A portrait of Charles Cole with his rain gauge at his west Tucson home on Nov. 14, 2025. (Mark Henle/The Republic via Reuters Connect)
TUCSON — The desert rains usually deliver about a foot of water in a year, give or take. Perfect for growing a saguaro cactus or topping off a gardener’s rain barrel.
Or, as one couple has proved for more than 20 years, supplying a home’s year-round household needs, with enough to spare for a 12,000-gallon backyard swimming pool.
Charles J. “Jay” Cole and Carol Townsend knew they wanted to retire to southern Arizona, the region where Cole had attended graduate school and where both had worked on field studies during careers with the American Museum of Natural History.
In 1997, they bought the west Tucson property where they would build their hillside retreat among the cactuses and ocotillos, with a view sweeping back across the city toward towering Mount Lemmon. One thing it lacked: water.

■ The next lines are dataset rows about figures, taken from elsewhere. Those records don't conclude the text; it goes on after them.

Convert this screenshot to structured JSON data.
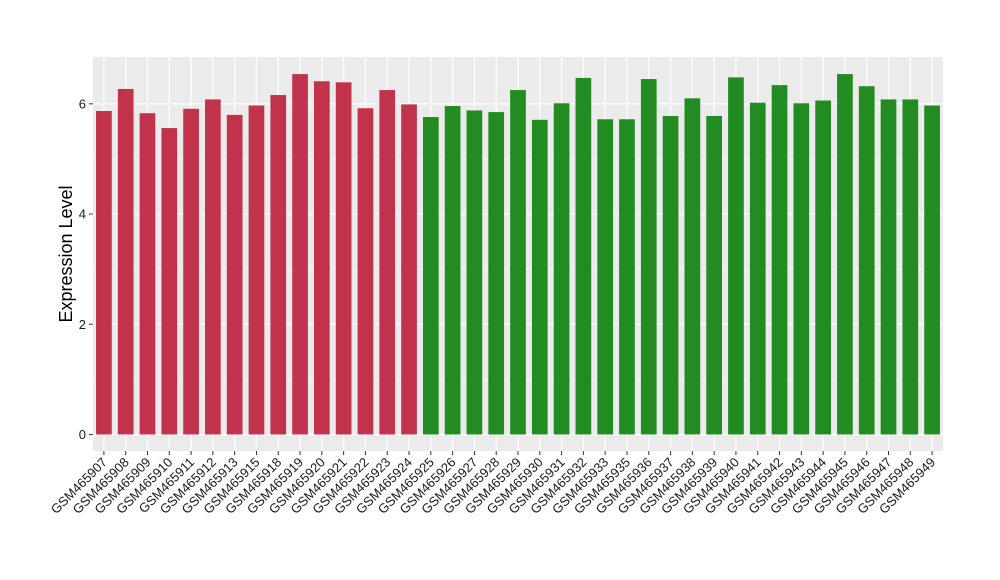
{
  "chart_data": {
    "type": "bar",
    "ylabel": "Expression Level",
    "xlabel": "",
    "ylim": [
      -0.3,
      6.85
    ],
    "yticks": [
      0,
      2,
      4,
      6
    ],
    "grid": true,
    "panel_background": "#ebebeb",
    "grid_color": "#ffffff",
    "group_colors": [
      "#c0334a",
      "#228b22"
    ],
    "categories": [
      "GSM465907",
      "GSM465908",
      "GSM465909",
      "GSM465910",
      "GSM465911",
      "GSM465912",
      "GSM465913",
      "GSM465915",
      "GSM465918",
      "GSM465919",
      "GSM465920",
      "GSM465921",
      "GSM465922",
      "GSM465923",
      "GSM465924",
      "GSM465925",
      "GSM465926",
      "GSM465927",
      "GSM465928",
      "GSM465929",
      "GSM465930",
      "GSM465931",
      "GSM465932",
      "GSM465933",
      "GSM465935",
      "GSM465936",
      "GSM465937",
      "GSM465938",
      "GSM465939",
      "GSM465940",
      "GSM465941",
      "GSM465942",
      "GSM465943",
      "GSM465944",
      "GSM465945",
      "GSM465946",
      "GSM465947",
      "GSM465948",
      "GSM465949"
    ],
    "values": [
      5.87,
      6.27,
      5.83,
      5.56,
      5.91,
      6.08,
      5.8,
      5.97,
      6.16,
      6.54,
      6.41,
      6.39,
      5.92,
      6.25,
      5.99,
      5.76,
      5.96,
      5.88,
      5.85,
      6.25,
      5.71,
      6.01,
      6.47,
      5.72,
      5.72,
      6.45,
      5.78,
      6.1,
      5.78,
      6.48,
      6.02,
      6.34,
      6.01,
      6.06,
      6.54,
      6.32,
      6.08,
      6.08,
      5.97
    ],
    "groups": [
      0,
      0,
      0,
      0,
      0,
      0,
      0,
      0,
      0,
      0,
      0,
      0,
      0,
      0,
      0,
      1,
      1,
      1,
      1,
      1,
      1,
      1,
      1,
      1,
      1,
      1,
      1,
      1,
      1,
      1,
      1,
      1,
      1,
      1,
      1,
      1,
      1,
      1,
      1
    ]
  }
}
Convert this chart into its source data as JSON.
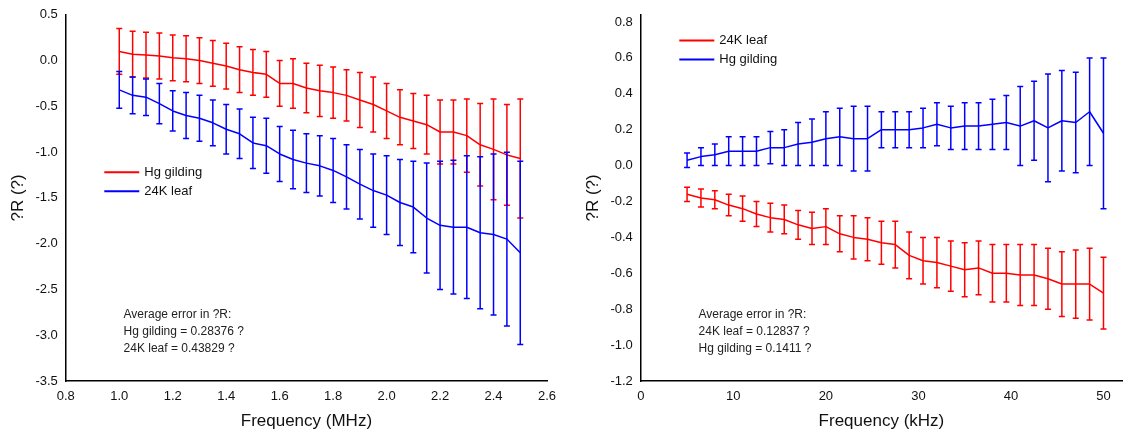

Cole and Townsend had long needed to be in tune with nature, having worked winters in Latin America and summers at the Southwest Research Station in Arizona’s Chiricahua Range. They had drunk rainwater from a rooftop in Guyana, and believed they could do the same in Arizona despite its much drier climate. They would need better technology and sanitation to satisfy health inspectors, though. Their contractor installed a collection system on their metal roof, a 26,000-gallon underground cistern in the yard, and treatment modes including filtration, ultraviolet light and reverse osmosis.
“We were pretty sure it would work, but we weren’t sure,” Cole said, “so we put in a well too.”
But boy did it work. And the groundwater that the well pumped from under those hills sort of didn’t, as it churned out a mineralized, discolored flow that they decided was worthy only for watering some of their xeriscaped plants. “All of our underwear turned orange,” Townsend said. “It really was not acceptable.”
But the cistern water, which they have tested routinely, is comparable to or better than even public drinking water systems around the region, they said. With the exception of a few delivered truckloads during drought — one in 2022 and some more last year — it’s all they’ve needed.
The couple has kept meticulous rainfall, consumption, water quality and maintenance cost records since 2007, and last summer published a 17-page pamphlet explaining their system. They share it with people who want to learn from them, including visitors who sometimes visit on tours arranged by University of Arizona hydrologists or the Pima Association of Governments. They view it as a small public service they can provide as centralized water sources such as the Colorado River and Arizona’s aquifers are stressed by growth and climate change.
“Arizona has problems,” Cole said. “We really thought we could help.”
The couple uses an average of 90 gallons a day, 45 per person. The household total ranges from 61 gallons a day in winter to 121 in the hottest part of summer, due to pool evaporation.
The system cost them $35,000 in 2003 dollars, they said, which at the time was roughly what it would have cost a homeowner to add a room or a pool. Maintenance has averaged $898 a year, swinging between as low as $342 and as high as $2,346, depending on the schedule for replacing parts. Professionals handled all maintenance, including filter changes.
“We’re also not handyman people,” Cole said.
He checks the cistern occasionally, though, to be sure he won’t need to call ahead for a water delivery in the rare case that it’s going dry. That’s why he requested the truckload during a 2022 dry spell, when the 10-foot-diameter tank dropped as low as 2 feet, or about 5,200 gallons. A 2,000-gallon load costs $165, he said. Turned out it rained before they would have run out anyway.
In November he demonstrated his technique, sliding a long pole into the cistern like a dipstick checking an underground fuel tank.
Water dampened 5 feet, 11 ¼ inches of the pole, the remnants of Tucson’s monsoon season rainfall. The household might pull just half a foot from the cistern per month.
“That’s gonna last a good time,” Cole said, “and we hope to get some winter rains.”